Мимо нас проходили мои знакомые, кивая на прощание, задерживали взгляд на генеральном, который вдруг ни с того, ни с сего остановился, чтобы поговорить с Андрюшей из двадцать седьмого кабинета, с тем самым, которого рвет на части, что по себе было немыслимо.

- Ну, тогда я пошел.

Я заглянул в его глаза и увидел улыбку. Мысленно я уже оттягивал его нижнюю губу зубами и заталкивал язык в его рот, запускал руки под его тонкий пиджак и медленно вел пальцами вдоль позвоночника от лопаток к пояснице, а в реальности, наверное, просто стоял и пялился на своего шефа, который впервые в жизни сам со мной заговорил.

- Ну, и я пошел, - ответил он и посмотрел мне куда-то в шею.

Наверное, мимо нас шли люди, наверное, они видели, что мы стоим и смотрим друг на друга, ничего не говоря. Наверное, они не поняли. Наверное.

Я открыл дверь и Вовка вышел в коридор, вытирая руки полотенцем.

- Что так долго?

- Пойдем, погуляем?

- Сейчас?

Его темные брови сдвинулись к переносице, я сбросил с плеча сумку и подтянул его к себе.

- Пойдем, на улице совсем не жарко, а?

- Хорошо, я там «ёжики» замутил, сейчас из духовки достану и пойдем.

Он натянул черную майку и вышел в коридор.

- Кеды или кроссовки? – спросил он у меня.

- Кроссовки.

- Ладно.

Он надел кроссовки и сунул в задний карман джинсов мобильник.

- Я готов.

Мы сели в его «Mitsubishi Pajero» и укатили в Крылатское. Бредя вдоль Гребного канала, мы болтали о том, что здесь самое оно после жаркого дня, о том, что байдарку может поднять пятилетний ребенок, и если бы у него или у меня был сын, то мы бы обязательно выбрали для него этот вид спорта, потому что это здоровье, это красиво, это недалеко от нашего дома, это вода, это фигура, в конце концов.
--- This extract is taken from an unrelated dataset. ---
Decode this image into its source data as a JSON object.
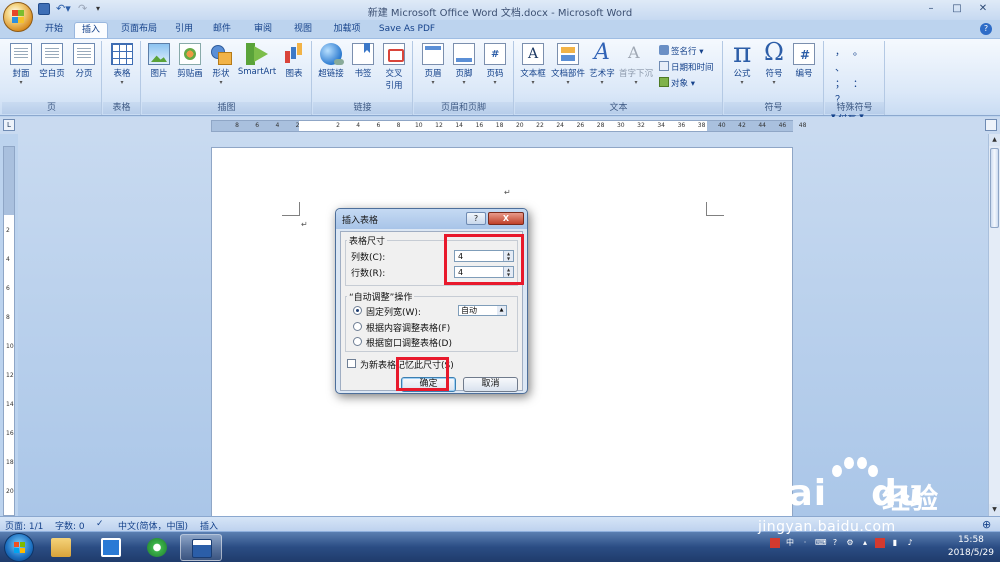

В основном, про это говорил Вовка, у которого было два младших брата, в которых он души не чаял и половину своей немаленькой зарплаты тратил на них. Его родители часто болели, среднему, Лешке, было двенадцать, младшему, Костику, всего восемь, и Вовка считал себя железобетонной опорой для своей семьи. Я безмерно уважал его за это и даже стал вампиром, потому что подпитывался его рассказами о них, как кровью грешников и себялюбцев. Мои родители умерли с разницей в одиннадцать месяцев и восемнадцать дней, оставив меня, уже взрослого, самому разбираться со своей никому не нужной жизнью, поэтому его семью я полюбил только за то, что она у него была. Вовка познакомил меня с мамой и отцом, которые всю жизнь проработали на одном заводе, но скрыл от них, что я для него не совсем друг. Его братья были у нас дома всего пару раз. В первый визит Вовка при мне зашивал порванный Лешкин рюкзак, а во время второго лечил оцарапанную коленку Костика, после чего мы все, четыре настоящих мужика, до отвала наелись жареной курицы, которую Вовка приготовил столь восхитительно, что все потом полгода смотреть на нее не могли.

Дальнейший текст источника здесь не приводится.